Exactly the same experience here. I always felt bad about those periods that I wasn't able to even put in 20 productive hours a week, until I started writing detailed hour log: every bad period was always preceded by a very productive period where everything seems to come together.
Even the last three weeks: I was stuck on a design problem and couldn't really move forward/get productive for two weeks. Then when the solution finally clicked you can have a few days of just coding it all, that feels so much more productive.
Also got similar experience with being able to easily work 16 hour days on tasks that always have a clear and small next step, like CSS/design fixes.
What I've learned is to take advantage of those days that everything just works out and make the extra hours and not feel guilty when they don't. Works much better for me than trying to stick to a fixed number of hours per day.

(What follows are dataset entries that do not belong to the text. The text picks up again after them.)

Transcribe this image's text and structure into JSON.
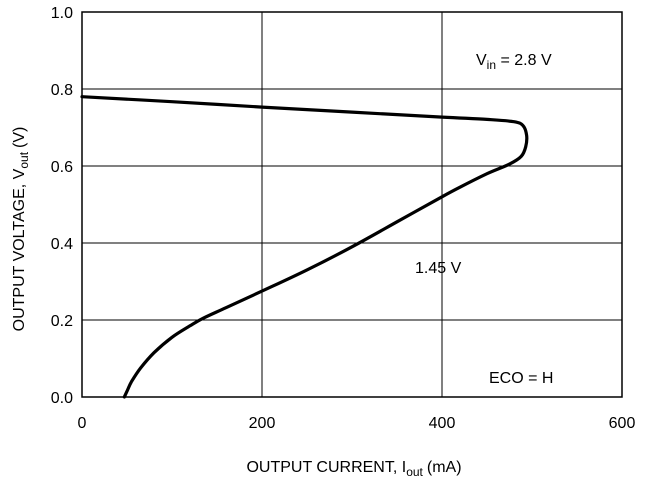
{
  "chart_data": {
    "type": "line",
    "xlabel": "OUTPUT CURRENT, I",
    "xlabel_sub": "out",
    "xlabel_unit": "(mA)",
    "ylabel": "OUTPUT VOLTAGE, V",
    "ylabel_sub": "out",
    "ylabel_unit": "(V)",
    "xlim": [
      0,
      600
    ],
    "ylim": [
      0.0,
      1.0
    ],
    "x_ticks": [
      "0",
      "200",
      "400",
      "600"
    ],
    "y_ticks": [
      "0.0",
      "0.2",
      "0.4",
      "0.6",
      "0.8",
      "1.0"
    ],
    "grid": true,
    "annotations": {
      "vin": {
        "prefix": "V",
        "sub": "in",
        "text": " = 2.8 V"
      },
      "threshold": "1.45 V",
      "eco": "ECO = H"
    },
    "series": [
      {
        "x": [
          0,
          100,
          200,
          300,
          400,
          450,
          480,
          490,
          494,
          493,
          488,
          475,
          450,
          420,
          400,
          350,
          300,
          250,
          200,
          160,
          135,
          120,
          100,
          80,
          65,
          55,
          50,
          47
        ],
        "y": [
          0.78,
          0.767,
          0.753,
          0.74,
          0.727,
          0.721,
          0.715,
          0.705,
          0.68,
          0.65,
          0.625,
          0.605,
          0.58,
          0.545,
          0.52,
          0.455,
          0.39,
          0.33,
          0.275,
          0.232,
          0.205,
          0.185,
          0.155,
          0.115,
          0.075,
          0.04,
          0.015,
          0.0
        ]
      }
    ]
  }
}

>every period of over-working ends with equal or longer period of under-working
I've only recently come to accept this. I've recently hit a period of too many clients showing up at one time and I now feel stupid when I work on the weekend because I know that kind of "heroic" effort will be balanced out by me goofing off on Monday.

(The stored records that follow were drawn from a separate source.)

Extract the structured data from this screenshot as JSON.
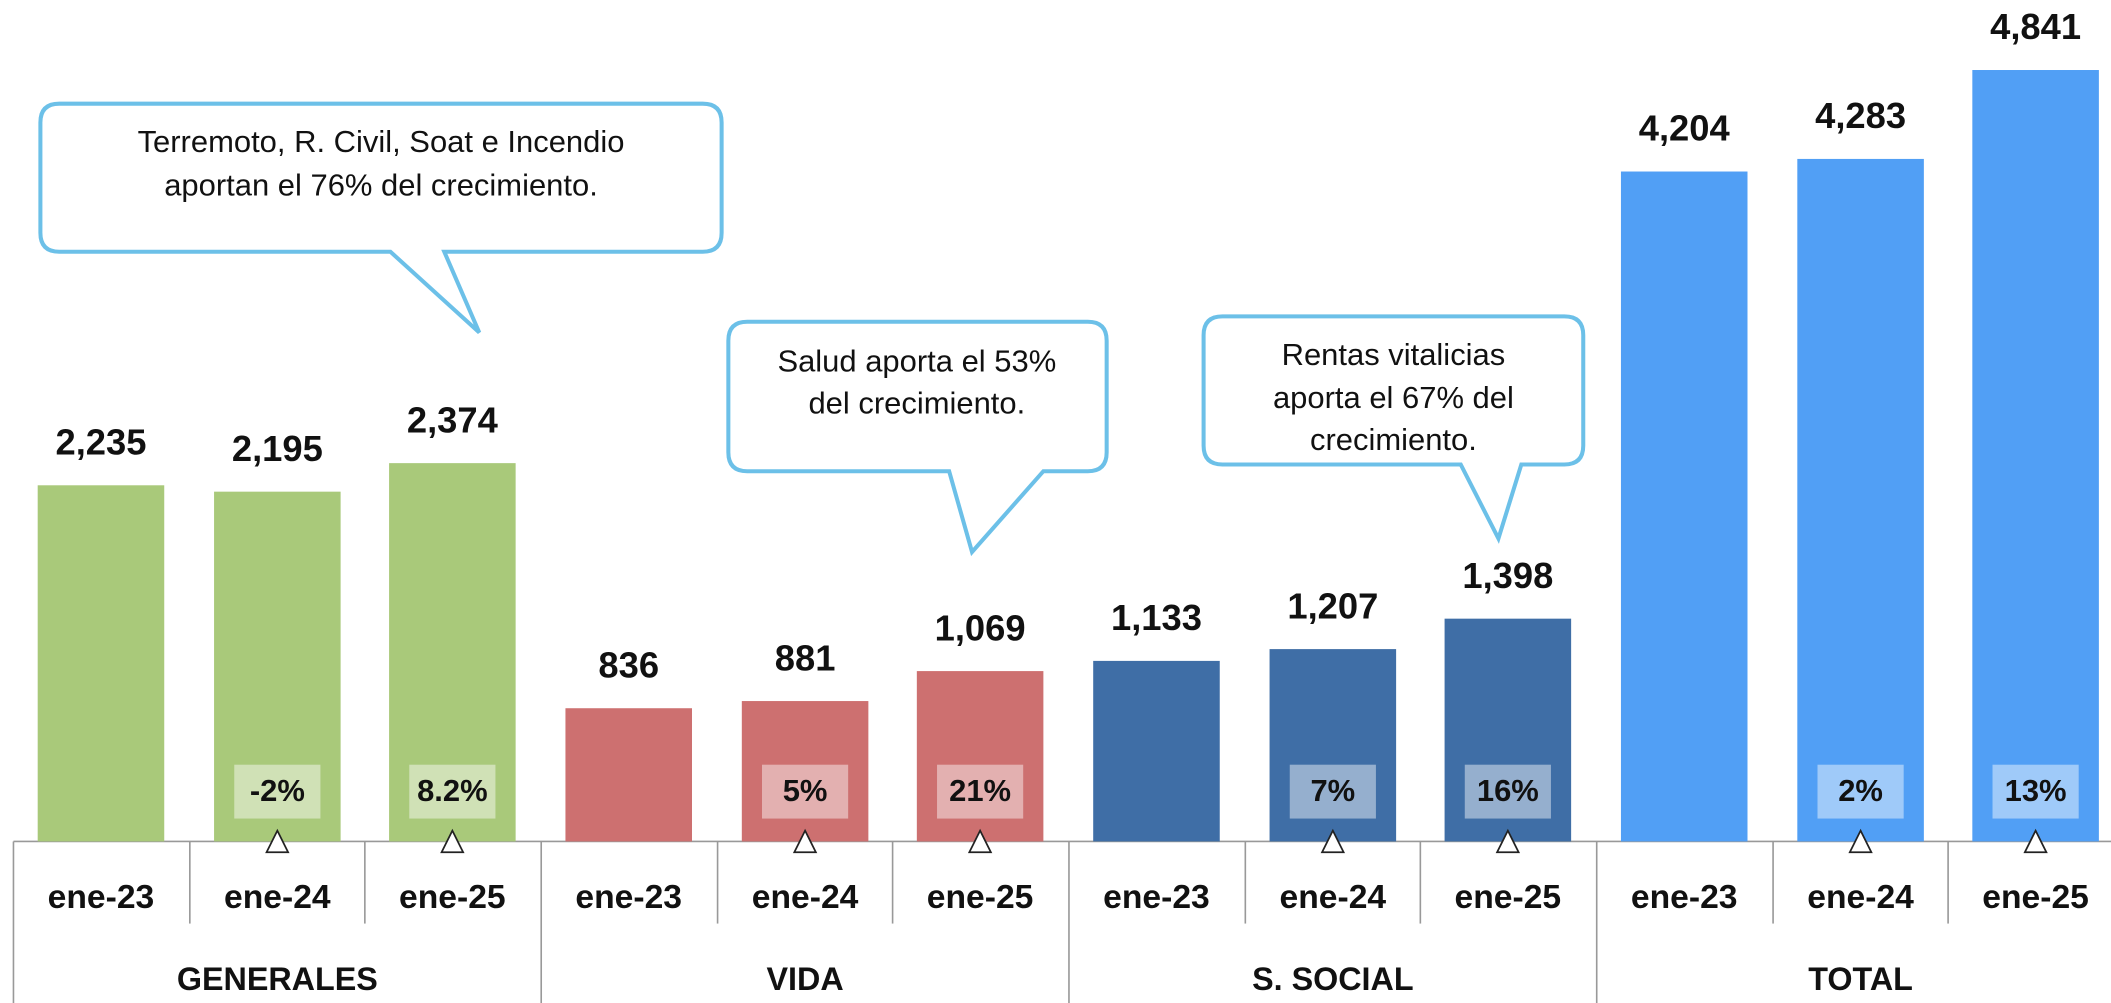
{
  "chart_data": {
    "type": "bar",
    "categories": [
      "ene-23",
      "ene-24",
      "ene-25"
    ],
    "groups": [
      {
        "name": "GENERALES",
        "color": "#a9c97a",
        "values": [
          2235,
          2195,
          2374
        ],
        "value_labels": [
          "2,235",
          "2,195",
          "2,374"
        ],
        "growth_labels": [
          null,
          "-2%",
          "8.2%"
        ]
      },
      {
        "name": "VIDA",
        "color": "#cd7070",
        "values": [
          836,
          881,
          1069
        ],
        "value_labels": [
          "836",
          "881",
          "1,069"
        ],
        "growth_labels": [
          null,
          "5%",
          "21%"
        ]
      },
      {
        "name": "S. SOCIAL",
        "color": "#3f6ea6",
        "values": [
          1133,
          1207,
          1398
        ],
        "value_labels": [
          "1,133",
          "1,207",
          "1,398"
        ],
        "growth_labels": [
          null,
          "7%",
          "16%"
        ]
      },
      {
        "name": "TOTAL",
        "color": "#519ff5",
        "values": [
          4204,
          4283,
          4841
        ],
        "value_labels": [
          "4,204",
          "4,283",
          "4,841"
        ],
        "growth_labels": [
          null,
          "2%",
          "13%"
        ]
      }
    ],
    "annotations": [
      {
        "lines": [
          "Terremoto, R. Civil, Soat e Incendio",
          "aportan el 76% del crecimiento."
        ]
      },
      {
        "lines": [
          "Salud aporta el 53%",
          "del crecimiento."
        ]
      },
      {
        "lines": [
          "Rentas vitalicias",
          "aporta el 67% del",
          "crecimiento."
        ]
      }
    ]
  }
}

Thanks for sharing this! That does beg the question: how much non-billable time do you have? Being self-employed, you have a very acute insight as to what's billable and what is not, but in a typical salaried position, eveything is lumped together.
I'd be curious to know if your total time is closer to 8 hours/day once you factor in estimates, leads, customer travel, accounting and all the stuff that comes with your own structure.

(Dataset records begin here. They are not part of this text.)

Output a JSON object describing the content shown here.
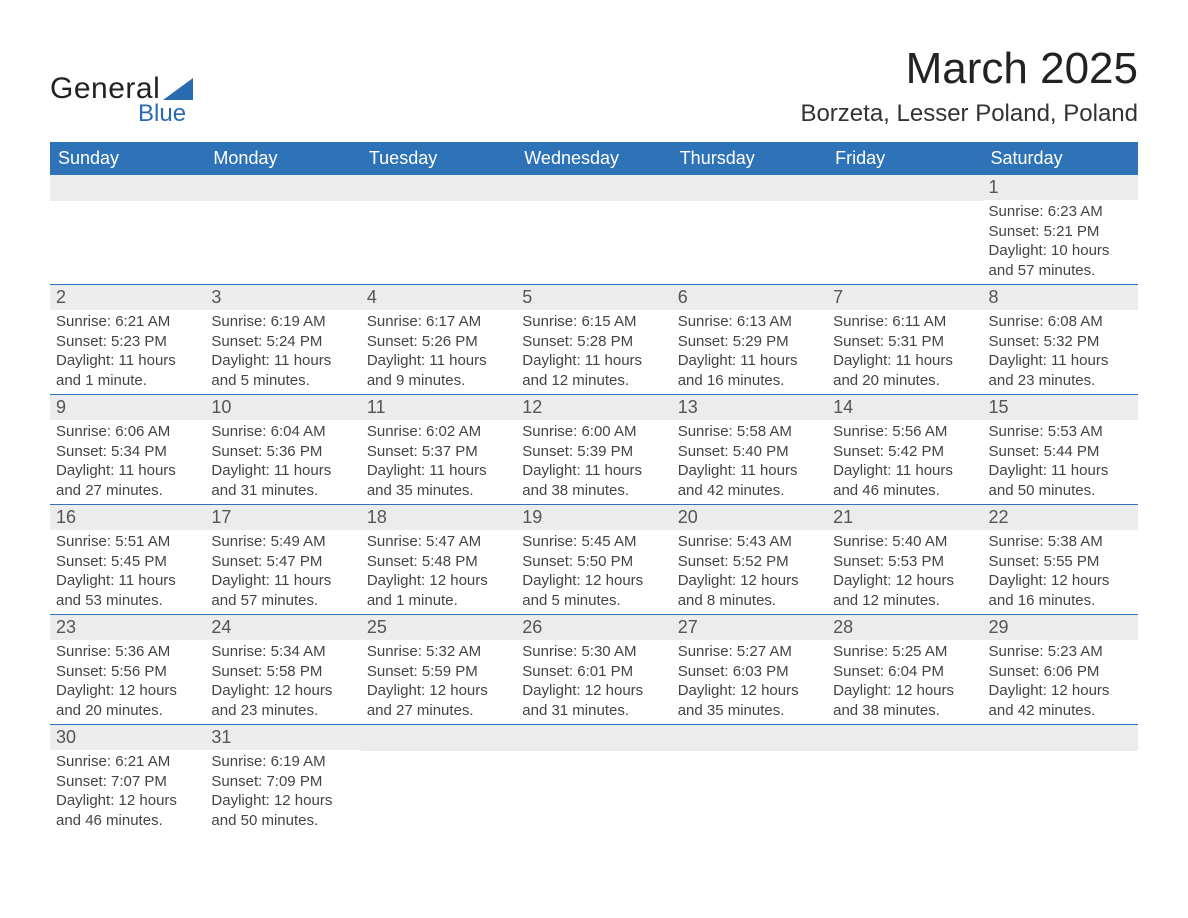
{
  "brand": {
    "word1": "General",
    "word2": "Blue"
  },
  "title": "March 2025",
  "location": "Borzeta, Lesser Poland, Poland",
  "columns": [
    "Sunday",
    "Monday",
    "Tuesday",
    "Wednesday",
    "Thursday",
    "Friday",
    "Saturday"
  ],
  "colors": {
    "header_bg": "#2e73b8",
    "header_text": "#ffffff",
    "daynum_bg": "#ececec",
    "divider": "#2e73b8",
    "body_text": "#444444"
  },
  "weeks": [
    [
      null,
      null,
      null,
      null,
      null,
      null,
      {
        "n": "1",
        "sunrise": "Sunrise: 6:23 AM",
        "sunset": "Sunset: 5:21 PM",
        "dl1": "Daylight: 10 hours",
        "dl2": "and 57 minutes."
      }
    ],
    [
      {
        "n": "2",
        "sunrise": "Sunrise: 6:21 AM",
        "sunset": "Sunset: 5:23 PM",
        "dl1": "Daylight: 11 hours",
        "dl2": "and 1 minute."
      },
      {
        "n": "3",
        "sunrise": "Sunrise: 6:19 AM",
        "sunset": "Sunset: 5:24 PM",
        "dl1": "Daylight: 11 hours",
        "dl2": "and 5 minutes."
      },
      {
        "n": "4",
        "sunrise": "Sunrise: 6:17 AM",
        "sunset": "Sunset: 5:26 PM",
        "dl1": "Daylight: 11 hours",
        "dl2": "and 9 minutes."
      },
      {
        "n": "5",
        "sunrise": "Sunrise: 6:15 AM",
        "sunset": "Sunset: 5:28 PM",
        "dl1": "Daylight: 11 hours",
        "dl2": "and 12 minutes."
      },
      {
        "n": "6",
        "sunrise": "Sunrise: 6:13 AM",
        "sunset": "Sunset: 5:29 PM",
        "dl1": "Daylight: 11 hours",
        "dl2": "and 16 minutes."
      },
      {
        "n": "7",
        "sunrise": "Sunrise: 6:11 AM",
        "sunset": "Sunset: 5:31 PM",
        "dl1": "Daylight: 11 hours",
        "dl2": "and 20 minutes."
      },
      {
        "n": "8",
        "sunrise": "Sunrise: 6:08 AM",
        "sunset": "Sunset: 5:32 PM",
        "dl1": "Daylight: 11 hours",
        "dl2": "and 23 minutes."
      }
    ],
    [
      {
        "n": "9",
        "sunrise": "Sunrise: 6:06 AM",
        "sunset": "Sunset: 5:34 PM",
        "dl1": "Daylight: 11 hours",
        "dl2": "and 27 minutes."
      },
      {
        "n": "10",
        "sunrise": "Sunrise: 6:04 AM",
        "sunset": "Sunset: 5:36 PM",
        "dl1": "Daylight: 11 hours",
        "dl2": "and 31 minutes."
      },
      {
        "n": "11",
        "sunrise": "Sunrise: 6:02 AM",
        "sunset": "Sunset: 5:37 PM",
        "dl1": "Daylight: 11 hours",
        "dl2": "and 35 minutes."
      },
      {
        "n": "12",
        "sunrise": "Sunrise: 6:00 AM",
        "sunset": "Sunset: 5:39 PM",
        "dl1": "Daylight: 11 hours",
        "dl2": "and 38 minutes."
      },
      {
        "n": "13",
        "sunrise": "Sunrise: 5:58 AM",
        "sunset": "Sunset: 5:40 PM",
        "dl1": "Daylight: 11 hours",
        "dl2": "and 42 minutes."
      },
      {
        "n": "14",
        "sunrise": "Sunrise: 5:56 AM",
        "sunset": "Sunset: 5:42 PM",
        "dl1": "Daylight: 11 hours",
        "dl2": "and 46 minutes."
      },
      {
        "n": "15",
        "sunrise": "Sunrise: 5:53 AM",
        "sunset": "Sunset: 5:44 PM",
        "dl1": "Daylight: 11 hours",
        "dl2": "and 50 minutes."
      }
    ],
    [
      {
        "n": "16",
        "sunrise": "Sunrise: 5:51 AM",
        "sunset": "Sunset: 5:45 PM",
        "dl1": "Daylight: 11 hours",
        "dl2": "and 53 minutes."
      },
      {
        "n": "17",
        "sunrise": "Sunrise: 5:49 AM",
        "sunset": "Sunset: 5:47 PM",
        "dl1": "Daylight: 11 hours",
        "dl2": "and 57 minutes."
      },
      {
        "n": "18",
        "sunrise": "Sunrise: 5:47 AM",
        "sunset": "Sunset: 5:48 PM",
        "dl1": "Daylight: 12 hours",
        "dl2": "and 1 minute."
      },
      {
        "n": "19",
        "sunrise": "Sunrise: 5:45 AM",
        "sunset": "Sunset: 5:50 PM",
        "dl1": "Daylight: 12 hours",
        "dl2": "and 5 minutes."
      },
      {
        "n": "20",
        "sunrise": "Sunrise: 5:43 AM",
        "sunset": "Sunset: 5:52 PM",
        "dl1": "Daylight: 12 hours",
        "dl2": "and 8 minutes."
      },
      {
        "n": "21",
        "sunrise": "Sunrise: 5:40 AM",
        "sunset": "Sunset: 5:53 PM",
        "dl1": "Daylight: 12 hours",
        "dl2": "and 12 minutes."
      },
      {
        "n": "22",
        "sunrise": "Sunrise: 5:38 AM",
        "sunset": "Sunset: 5:55 PM",
        "dl1": "Daylight: 12 hours",
        "dl2": "and 16 minutes."
      }
    ],
    [
      {
        "n": "23",
        "sunrise": "Sunrise: 5:36 AM",
        "sunset": "Sunset: 5:56 PM",
        "dl1": "Daylight: 12 hours",
        "dl2": "and 20 minutes."
      },
      {
        "n": "24",
        "sunrise": "Sunrise: 5:34 AM",
        "sunset": "Sunset: 5:58 PM",
        "dl1": "Daylight: 12 hours",
        "dl2": "and 23 minutes."
      },
      {
        "n": "25",
        "sunrise": "Sunrise: 5:32 AM",
        "sunset": "Sunset: 5:59 PM",
        "dl1": "Daylight: 12 hours",
        "dl2": "and 27 minutes."
      },
      {
        "n": "26",
        "sunrise": "Sunrise: 5:30 AM",
        "sunset": "Sunset: 6:01 PM",
        "dl1": "Daylight: 12 hours",
        "dl2": "and 31 minutes."
      },
      {
        "n": "27",
        "sunrise": "Sunrise: 5:27 AM",
        "sunset": "Sunset: 6:03 PM",
        "dl1": "Daylight: 12 hours",
        "dl2": "and 35 minutes."
      },
      {
        "n": "28",
        "sunrise": "Sunrise: 5:25 AM",
        "sunset": "Sunset: 6:04 PM",
        "dl1": "Daylight: 12 hours",
        "dl2": "and 38 minutes."
      },
      {
        "n": "29",
        "sunrise": "Sunrise: 5:23 AM",
        "sunset": "Sunset: 6:06 PM",
        "dl1": "Daylight: 12 hours",
        "dl2": "and 42 minutes."
      }
    ],
    [
      {
        "n": "30",
        "sunrise": "Sunrise: 6:21 AM",
        "sunset": "Sunset: 7:07 PM",
        "dl1": "Daylight: 12 hours",
        "dl2": "and 46 minutes."
      },
      {
        "n": "31",
        "sunrise": "Sunrise: 6:19 AM",
        "sunset": "Sunset: 7:09 PM",
        "dl1": "Daylight: 12 hours",
        "dl2": "and 50 minutes."
      },
      null,
      null,
      null,
      null,
      null
    ]
  ]
}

On a related note, it's useful to know the ratio of billable vs. overhead. All too often, people new to the self-employed world plan for unrealistic billing hours and forget about this overhead.
Since I rarely begin new projects and have several loyal clients, overhead such as bookkeeping, estimates and talks is relatively small. (Especially estimates: usually I don't estimate at all, just get the work done and bill for it later; and most talks and customer travel, when still unavoidable, are done by my partner who is non-programmer). This works other way too: I usually avoid new clients to minimize overhead.
Also the overhead is exactly the reason I don't hire people: time and energy to spend on management are tremendous and up to this moment I wasn't been able both to hire someone and make profit from it. So, my model doesn't work well for teams. Or maybe I suck at management.
Another problem is time spent idling: my time in the office varies from 5 to 8 hours, when I switch from tasks I'm often distracted by non-work things such as reading news, lunch, occasional gaming.
The main non-obvious downside with pay-by-hour model is that when I try to be more effective, I spend more energy, but get less money.
P.S. Can't provide exact numbers now because not in the office.